La Chiesa di Roma «ha una singolare vocazione all’universalità e alla carità grazie al suo peculiare legame con Cristo, risorto e vivo, fondamento dell’edificio spirituale di pietre vive che è il popolo santo di Dio»: durante il rito di ordinazione episcopale dei nuovi ausiliari di Roma, celebrato in Laterano sabato 2 maggio, Leone XIV ha incentrato l'omelia sul «Mistero che ci coinvolge e trasforma dal di dentro anche la città», fondata sulla «pietra scartata» che è divenuta «pietra angolare». In questo «dinamismo portato a Roma dagli apostoli Pietro e Paolo» vengono così inseriti i nuovi vescovi: Stefano Sparapani, Andrea Carlevale, Alessandro Zenobbi e Marco Valenti.

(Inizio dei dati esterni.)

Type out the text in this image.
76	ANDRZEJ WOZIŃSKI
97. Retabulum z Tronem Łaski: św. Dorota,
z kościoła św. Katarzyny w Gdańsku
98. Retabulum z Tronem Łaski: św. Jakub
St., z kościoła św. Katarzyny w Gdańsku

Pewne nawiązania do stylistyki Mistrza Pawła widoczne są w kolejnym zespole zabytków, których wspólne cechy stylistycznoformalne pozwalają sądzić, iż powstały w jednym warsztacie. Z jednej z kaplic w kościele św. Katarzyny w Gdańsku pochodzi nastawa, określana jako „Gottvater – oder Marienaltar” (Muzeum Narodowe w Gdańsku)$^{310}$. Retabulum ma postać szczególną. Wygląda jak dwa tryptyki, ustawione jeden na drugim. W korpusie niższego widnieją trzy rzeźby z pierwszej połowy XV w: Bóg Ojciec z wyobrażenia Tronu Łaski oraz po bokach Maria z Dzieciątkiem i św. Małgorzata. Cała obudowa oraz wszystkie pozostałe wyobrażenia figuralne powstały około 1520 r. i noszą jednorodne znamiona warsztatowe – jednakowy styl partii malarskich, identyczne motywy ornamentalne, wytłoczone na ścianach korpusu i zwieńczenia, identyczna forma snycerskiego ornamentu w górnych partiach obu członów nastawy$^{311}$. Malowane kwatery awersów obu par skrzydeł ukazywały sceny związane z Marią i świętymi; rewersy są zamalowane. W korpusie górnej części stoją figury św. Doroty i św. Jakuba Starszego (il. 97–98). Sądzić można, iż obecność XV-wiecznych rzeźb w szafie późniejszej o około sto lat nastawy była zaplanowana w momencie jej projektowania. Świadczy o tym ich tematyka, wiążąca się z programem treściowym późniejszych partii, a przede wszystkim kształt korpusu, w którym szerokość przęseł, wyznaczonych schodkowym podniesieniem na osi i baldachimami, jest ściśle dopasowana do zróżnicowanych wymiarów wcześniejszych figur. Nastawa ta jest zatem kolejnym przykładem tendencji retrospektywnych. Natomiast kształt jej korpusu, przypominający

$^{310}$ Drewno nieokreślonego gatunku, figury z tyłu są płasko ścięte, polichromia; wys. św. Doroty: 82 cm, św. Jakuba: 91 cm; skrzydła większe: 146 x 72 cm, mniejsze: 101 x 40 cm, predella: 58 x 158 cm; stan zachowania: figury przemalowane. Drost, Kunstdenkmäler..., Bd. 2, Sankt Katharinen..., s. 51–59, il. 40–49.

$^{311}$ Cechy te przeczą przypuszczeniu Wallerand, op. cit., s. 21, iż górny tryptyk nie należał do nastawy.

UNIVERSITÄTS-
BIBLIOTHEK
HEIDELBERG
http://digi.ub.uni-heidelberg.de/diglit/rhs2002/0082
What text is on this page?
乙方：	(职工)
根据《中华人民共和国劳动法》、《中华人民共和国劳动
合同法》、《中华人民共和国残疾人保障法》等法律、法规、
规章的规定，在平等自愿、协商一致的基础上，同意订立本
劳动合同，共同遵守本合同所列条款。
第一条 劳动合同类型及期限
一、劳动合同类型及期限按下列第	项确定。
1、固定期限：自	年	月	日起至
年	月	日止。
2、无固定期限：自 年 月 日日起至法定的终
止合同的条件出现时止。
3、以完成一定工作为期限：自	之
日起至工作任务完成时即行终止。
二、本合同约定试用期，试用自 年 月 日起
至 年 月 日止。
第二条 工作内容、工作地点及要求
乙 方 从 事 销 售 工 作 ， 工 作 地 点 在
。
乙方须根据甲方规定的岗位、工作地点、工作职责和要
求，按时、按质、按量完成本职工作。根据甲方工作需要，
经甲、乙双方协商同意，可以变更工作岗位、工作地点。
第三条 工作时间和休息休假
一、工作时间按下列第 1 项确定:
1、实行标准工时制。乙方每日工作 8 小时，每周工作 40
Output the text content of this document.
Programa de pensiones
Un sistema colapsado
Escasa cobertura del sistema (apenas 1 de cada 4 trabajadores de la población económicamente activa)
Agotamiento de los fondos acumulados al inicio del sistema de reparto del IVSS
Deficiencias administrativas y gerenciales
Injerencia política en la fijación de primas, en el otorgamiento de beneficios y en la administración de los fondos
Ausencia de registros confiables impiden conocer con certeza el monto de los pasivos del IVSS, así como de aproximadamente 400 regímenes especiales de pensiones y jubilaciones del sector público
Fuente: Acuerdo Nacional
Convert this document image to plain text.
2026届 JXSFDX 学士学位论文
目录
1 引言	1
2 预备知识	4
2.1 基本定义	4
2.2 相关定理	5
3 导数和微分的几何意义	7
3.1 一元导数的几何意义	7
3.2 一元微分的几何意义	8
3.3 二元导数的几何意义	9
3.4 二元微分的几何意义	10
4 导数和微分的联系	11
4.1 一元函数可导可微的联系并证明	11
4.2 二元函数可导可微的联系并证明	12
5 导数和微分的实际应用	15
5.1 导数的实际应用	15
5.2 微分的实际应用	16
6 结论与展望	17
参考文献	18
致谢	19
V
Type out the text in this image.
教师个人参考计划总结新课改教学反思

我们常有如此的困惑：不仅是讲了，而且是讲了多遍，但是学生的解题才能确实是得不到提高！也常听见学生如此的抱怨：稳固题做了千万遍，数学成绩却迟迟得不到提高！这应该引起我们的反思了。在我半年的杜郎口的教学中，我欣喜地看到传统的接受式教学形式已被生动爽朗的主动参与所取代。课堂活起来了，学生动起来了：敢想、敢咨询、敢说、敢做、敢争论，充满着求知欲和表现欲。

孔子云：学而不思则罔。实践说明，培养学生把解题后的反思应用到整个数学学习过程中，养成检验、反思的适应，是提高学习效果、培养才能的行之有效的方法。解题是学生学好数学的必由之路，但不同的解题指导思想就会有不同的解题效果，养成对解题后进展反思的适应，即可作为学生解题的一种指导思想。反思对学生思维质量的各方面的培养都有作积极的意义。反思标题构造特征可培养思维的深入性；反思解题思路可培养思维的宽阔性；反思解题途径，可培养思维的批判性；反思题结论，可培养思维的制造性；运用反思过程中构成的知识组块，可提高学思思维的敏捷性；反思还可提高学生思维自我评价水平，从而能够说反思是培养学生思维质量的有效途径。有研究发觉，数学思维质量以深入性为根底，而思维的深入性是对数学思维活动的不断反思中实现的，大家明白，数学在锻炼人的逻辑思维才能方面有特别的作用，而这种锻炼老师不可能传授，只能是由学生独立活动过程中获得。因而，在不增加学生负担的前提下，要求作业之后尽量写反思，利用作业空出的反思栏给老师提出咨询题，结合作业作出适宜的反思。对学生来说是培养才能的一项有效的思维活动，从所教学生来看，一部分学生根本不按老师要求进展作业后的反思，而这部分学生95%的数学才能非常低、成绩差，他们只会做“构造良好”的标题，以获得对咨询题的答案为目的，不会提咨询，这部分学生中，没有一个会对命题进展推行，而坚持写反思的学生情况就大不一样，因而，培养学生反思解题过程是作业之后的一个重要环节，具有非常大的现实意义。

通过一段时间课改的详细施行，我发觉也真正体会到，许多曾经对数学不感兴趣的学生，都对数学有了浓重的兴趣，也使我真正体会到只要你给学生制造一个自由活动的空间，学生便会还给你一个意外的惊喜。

«In questa città, capitale del grande impero, la pietra scartata diventò il vessillo di una nuova speranza, quella del Regno di Dio»: così il Papa evidenzia il rovesciamento di prospettiva tra la logica delle Beatitudini e del Magnificat rispetto a quella del dominio. Un rovesciamento che porta a diventare «pietre scartate dagli uomini e scelte da Dio» per annunciare «che in Cristo, nostra pietra angolare, nessuno è escluso dal diventare parte attiva dell’edificio santo che è la Chiesa e della fratellanza fra gli esseri umani», in modo che «nessuno deve pensarsi come scartato da Dio, e voi sarete araldi di questa bella notizia che è al centro del Vangelo», ha detto ai nuovi vescovi, cui ha chiesto di aiutarlo, insieme al cardinal vicario, «ad essere riflesso del Buon Pastore per il popolo romano e a presiedere alla carità di tutto il popolo santo di Dio sparso sulla terra».